Be a Hero—an advocacy organization that Barkan co-founded in 2018, the year before the birth of his daughter, Willow—said in a statement that Ady "inspired many of us to join the fight for universal access to life-saving and life-giving healthcare."
"Ady was a life-long activist and movement lawyer," said Jamila Headley, the group's co-executive director. "Before he co-founded Be a Hero in 2018, Ady spent years fighting to advance worker rights and economic justice at social justice organizations, including Make the Road New York and the Center for Popular Democracy, where he co-founded the Fed Up Campaign and Local Progress."
"Up until his death," Headley continued, "Ady spent his days working with the Be a Hero team of staff and volunteers to stop health insurance corporations from gouging Medicare and denying patients care, and fighting to make it possible for people with disabilities and older adults who need home and community-based services to get the care they need surrounded by the people they love."
News of Barkan's passing was met with an outpouring of tributes from those who worked alongside him for healthcare and economic justice.
"There are no words to capture Ady Barkan's brilliance, moral clarity, and immense capacity to imagine and fight for a new world," progressive activist Ana Maria Archila wrote on social media. "My dear friend, rest in power. Forever and always, your voice will guide us."
Rep. Pramila Jayapal (D-Wash.), chair of the Congressional Progressive Caucus and one of the lead sponsors of Medicare for All legislation in the House, said in a statement late Wednesday that "the progressive movement has lost a hero tonight."

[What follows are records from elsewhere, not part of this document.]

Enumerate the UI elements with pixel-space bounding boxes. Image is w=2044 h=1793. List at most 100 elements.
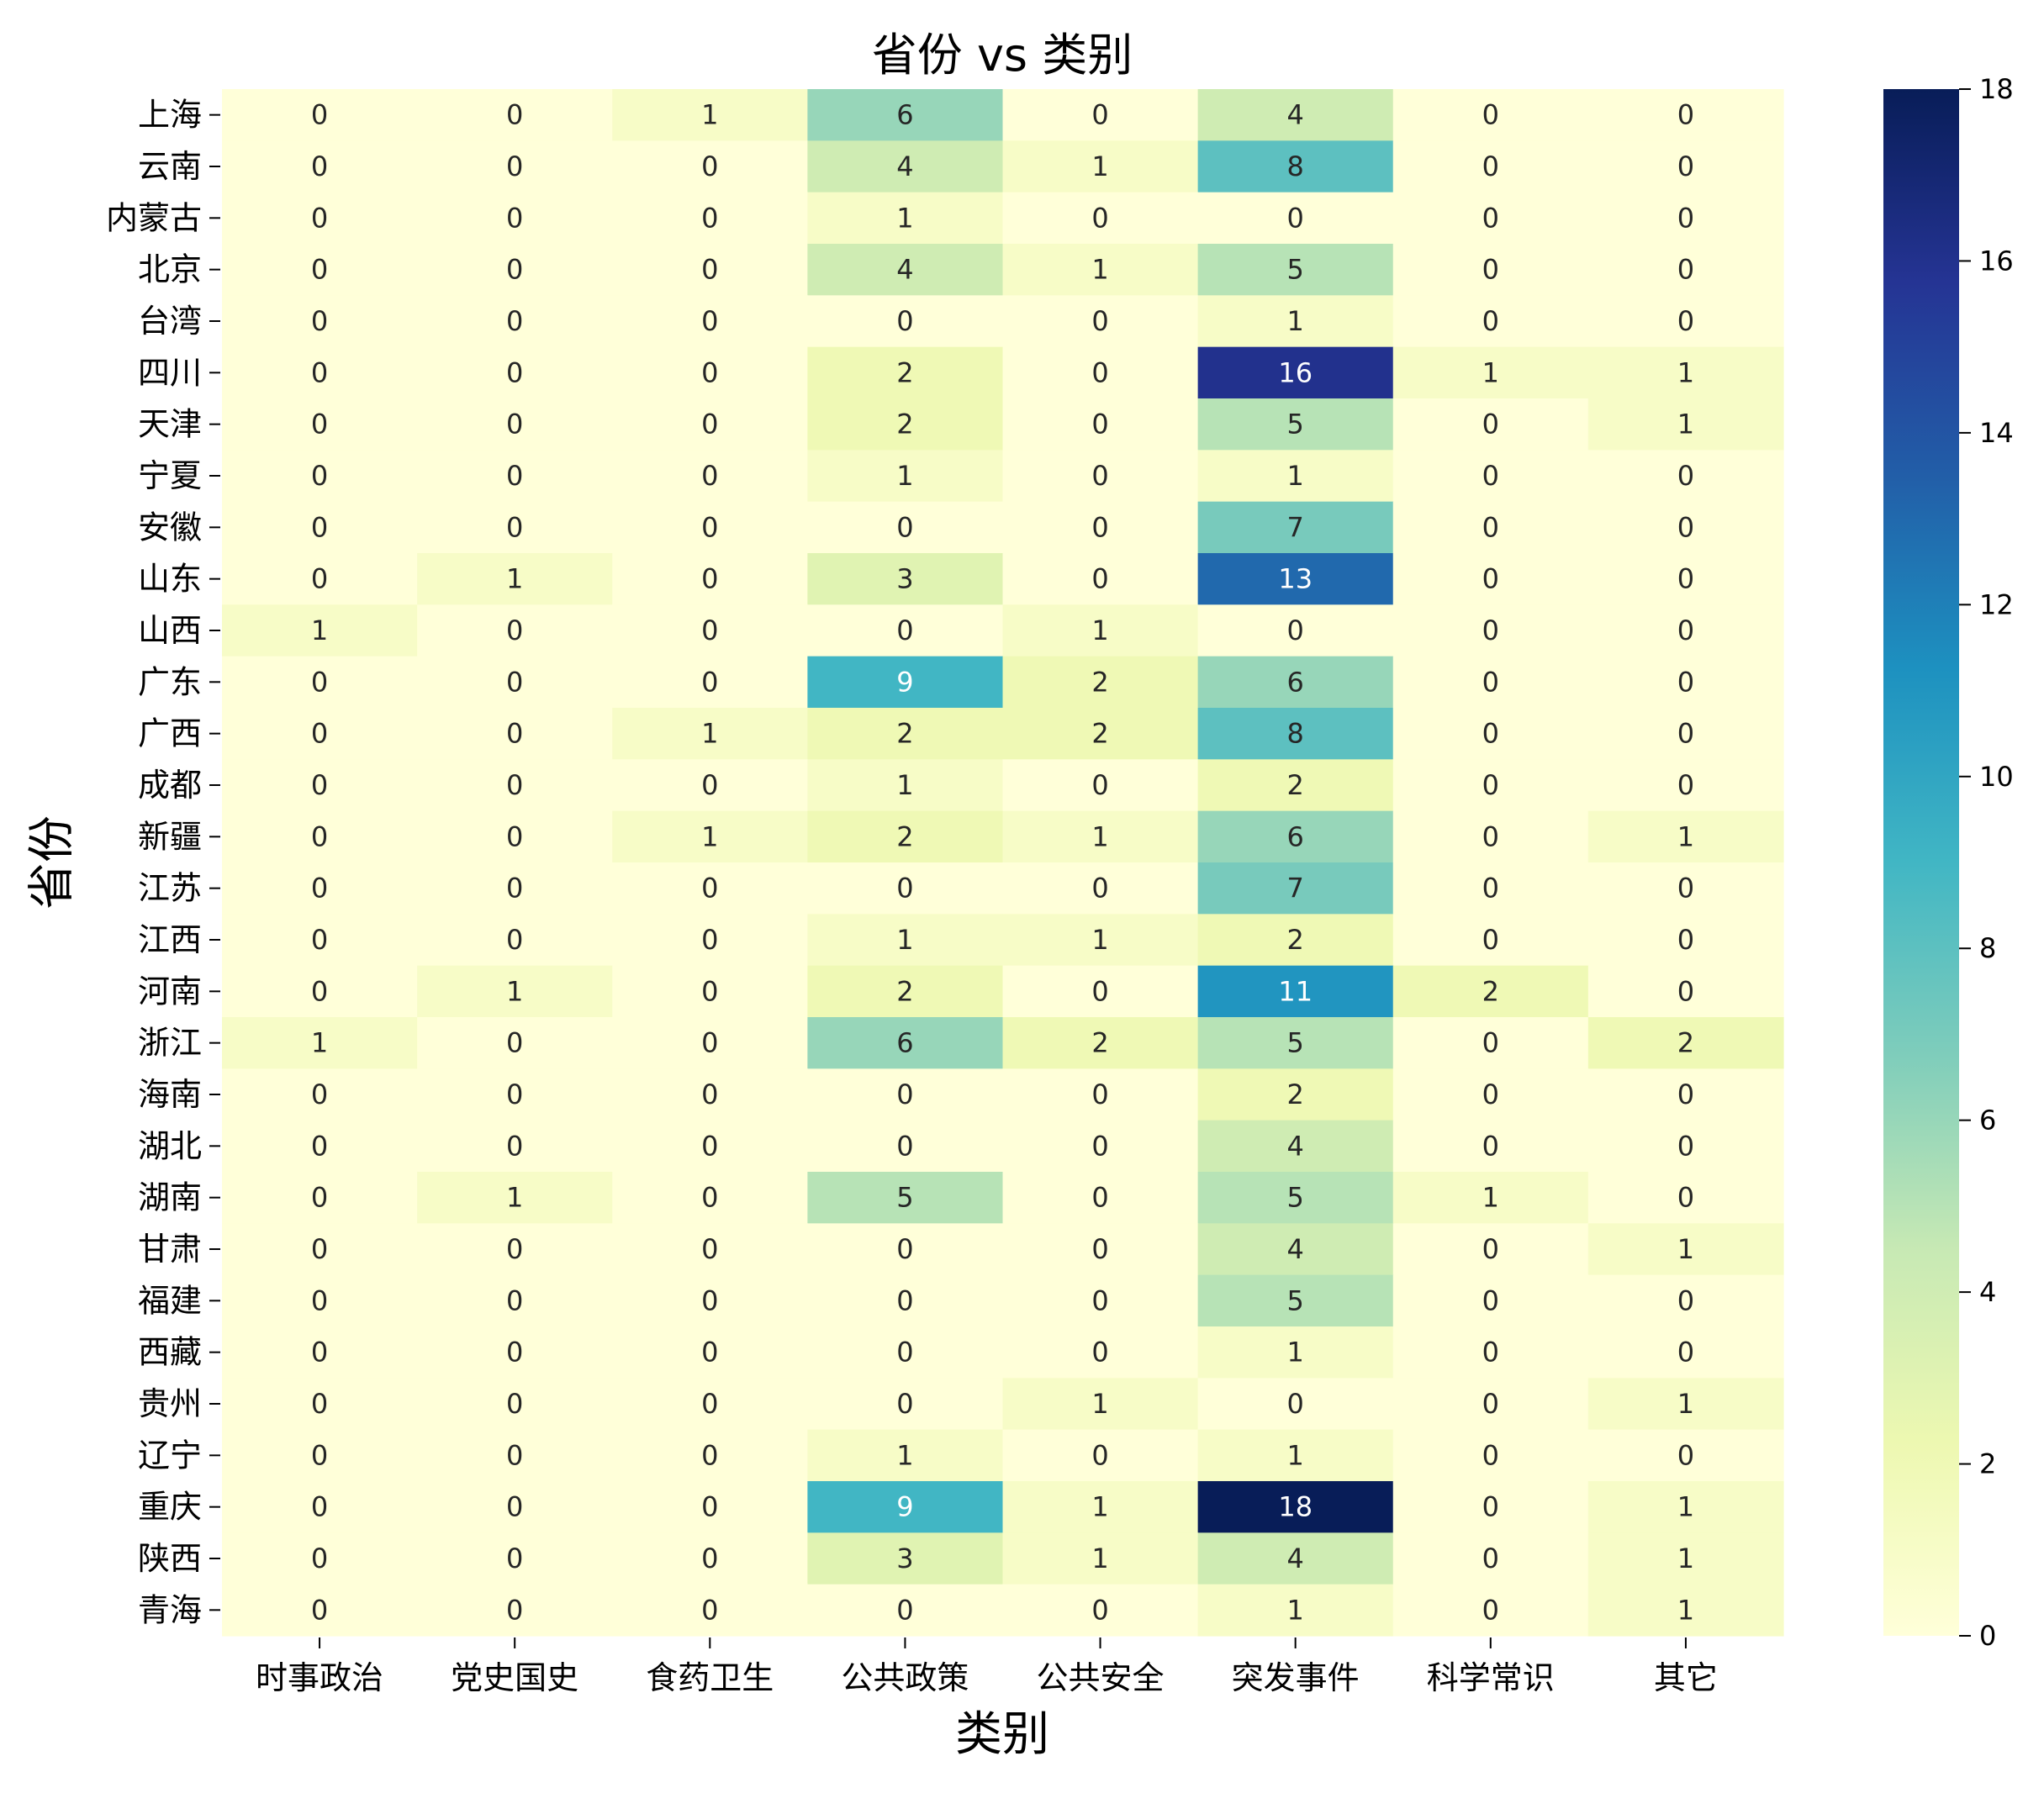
heatmap-cell	[1392, 810, 1589, 863]
x-axis-ticks: 时事政治 党史国史 食药卫生 公共政策 公共安全 突发事件 科学常识 其它	[256, 1637, 1718, 1696]
heatmap-cell	[417, 1068, 613, 1121]
heatmap-cell	[612, 244, 808, 296]
cell-label: 0	[506, 924, 523, 956]
heatmap-cell	[1002, 1223, 1199, 1276]
cell-label: 0	[701, 1388, 718, 1420]
heatmap-cell	[1002, 1378, 1199, 1431]
cell-label: 1	[1091, 254, 1108, 286]
heatmap-cell	[222, 604, 418, 657]
heatmap-cell	[1587, 398, 1784, 451]
heatmap-cell	[1002, 656, 1199, 709]
cell-label: 1	[1482, 1182, 1499, 1214]
heatmap-cells	[222, 89, 1784, 1637]
heatmap-cell	[612, 1068, 808, 1121]
heatmap-cell	[1002, 965, 1199, 1018]
y-tick-label: 广东	[138, 663, 202, 700]
cell-label: 0	[311, 873, 328, 904]
cell-label: 0	[311, 99, 328, 131]
cell-label: 11	[1278, 975, 1312, 1007]
cell-label: 0	[1677, 1337, 1694, 1368]
cell-label: 0	[701, 614, 718, 646]
y-tick-label: 贵州	[138, 1385, 202, 1422]
cell-label: 0	[701, 873, 718, 904]
cell-label: 0	[1091, 1233, 1108, 1265]
y-tick-label: 江西	[138, 921, 202, 958]
cell-label: 0	[1091, 563, 1108, 595]
heatmap-cell	[1197, 346, 1394, 399]
colorbar-tick-label: 18	[1979, 73, 2014, 105]
heatmap-cell	[1392, 1068, 1589, 1121]
y-tick-label: 云南	[138, 148, 202, 185]
x-tick-label: 科学常识	[1427, 1659, 1555, 1696]
y-tick-label: 宁夏	[138, 457, 202, 494]
cell-label: 0	[896, 1130, 913, 1162]
cell-label: 0	[896, 1337, 913, 1368]
cell-label: 0	[1482, 1130, 1499, 1162]
heatmap-cell	[612, 1120, 808, 1173]
cell-label: 13	[1278, 563, 1312, 595]
heatmap-cell	[612, 1274, 808, 1327]
heatmap-cell	[1197, 810, 1394, 863]
heatmap-cell	[1197, 89, 1394, 141]
heatmap-cell	[1197, 1017, 1394, 1069]
cell-label: 0	[506, 99, 523, 131]
y-tick-label: 成都	[138, 767, 202, 804]
heatmap-cell	[807, 1584, 1004, 1637]
heatmap-cell	[1587, 501, 1784, 554]
heatmap-cell	[1392, 1172, 1589, 1224]
heatmap-cell	[1002, 140, 1199, 193]
cell-label: 0	[701, 924, 718, 956]
cell-label: 0	[701, 666, 718, 698]
cell-label: 0	[506, 460, 523, 492]
heatmap-cell	[1392, 1378, 1589, 1431]
heatmap-cell	[1002, 295, 1199, 348]
cell-label: 0	[896, 1284, 913, 1316]
cell-label: 0	[1677, 924, 1694, 956]
heatmap-cell	[1002, 553, 1199, 605]
heatmap-cell	[417, 656, 613, 709]
heatmap-cell	[222, 656, 418, 709]
cell-label: 0	[1482, 202, 1499, 234]
heatmap-cell	[417, 89, 613, 141]
heatmap-cell	[1392, 192, 1589, 245]
heatmap-cell	[417, 1120, 613, 1173]
heatmap-cell	[1002, 1532, 1199, 1585]
cell-label: 1	[1091, 1388, 1108, 1420]
cell-label: 3	[896, 563, 913, 595]
x-tick-label: 突发事件	[1232, 1659, 1360, 1696]
cell-label: 0	[1482, 1027, 1499, 1059]
colorbar-tick-label: 4	[1979, 1276, 1996, 1308]
cell-label: 2	[1482, 975, 1499, 1007]
heatmap-cell	[612, 1584, 808, 1637]
heatmap-cell	[807, 89, 1004, 141]
y-tick-label: 山西	[138, 612, 202, 649]
cell-label: 0	[311, 511, 328, 543]
cell-label: 0	[1677, 99, 1694, 131]
heatmap-cell	[807, 295, 1004, 348]
heatmap-cell	[612, 914, 808, 967]
cell-label: 0	[1091, 1078, 1108, 1110]
cell-label: 1	[1287, 1594, 1304, 1626]
cell-label: 1	[1091, 924, 1108, 956]
cell-label: 0	[1677, 975, 1694, 1007]
cell-label: 0	[506, 150, 523, 182]
cell-label: 0	[311, 1337, 328, 1368]
heatmap-cell	[417, 1274, 613, 1327]
heatmap-cell	[1002, 708, 1199, 760]
cell-label: 0	[311, 1078, 328, 1110]
cell-label: 0	[701, 1284, 718, 1316]
cell-label: 1	[701, 718, 718, 750]
cell-label: 0	[506, 614, 523, 646]
cell-label: 0	[311, 1284, 328, 1316]
cell-label: 6	[1287, 666, 1304, 698]
heatmap-cell	[222, 192, 418, 245]
heatmap-cell	[1197, 708, 1394, 760]
heatmap-cell	[807, 1172, 1004, 1224]
heatmap-cell	[1002, 1429, 1199, 1482]
heatmap-cell	[807, 1274, 1004, 1327]
heatmap-cell	[1392, 140, 1589, 193]
cell-label: 0	[1677, 1130, 1694, 1162]
heatmap-cell	[417, 604, 613, 657]
heatmap-cell	[1392, 450, 1589, 503]
cell-label: 6	[896, 99, 913, 131]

"Ady Barkan accomplished more in his too-short time here than most do many lifetimes over. This country, and the lives of all of us who knew and loved him, are better for it," said Jayapal, whose Medicare for All bill now has the support of more than half of the House Democratic caucus. "I am devastated to lose a champion, a partner, and a friend. My Progressive Caucus colleagues and I are with all those mourning Ady tonight, and we send our deepest condolences to Rachael, Carl, and Willow."
Sen. Bernie Sanders (I-Vt.), the Senate's top Medicare for All proponent, wrote on social media that "Ady Barkan was an inspiration to all of us."
"There are very few people in this country who have done more to make healthcare a human right," Sanders added. "To honor his life, let us dedicate ourselves to completing his work."
A previous version of this story misspelled Jamila Headley's last name in the second mention.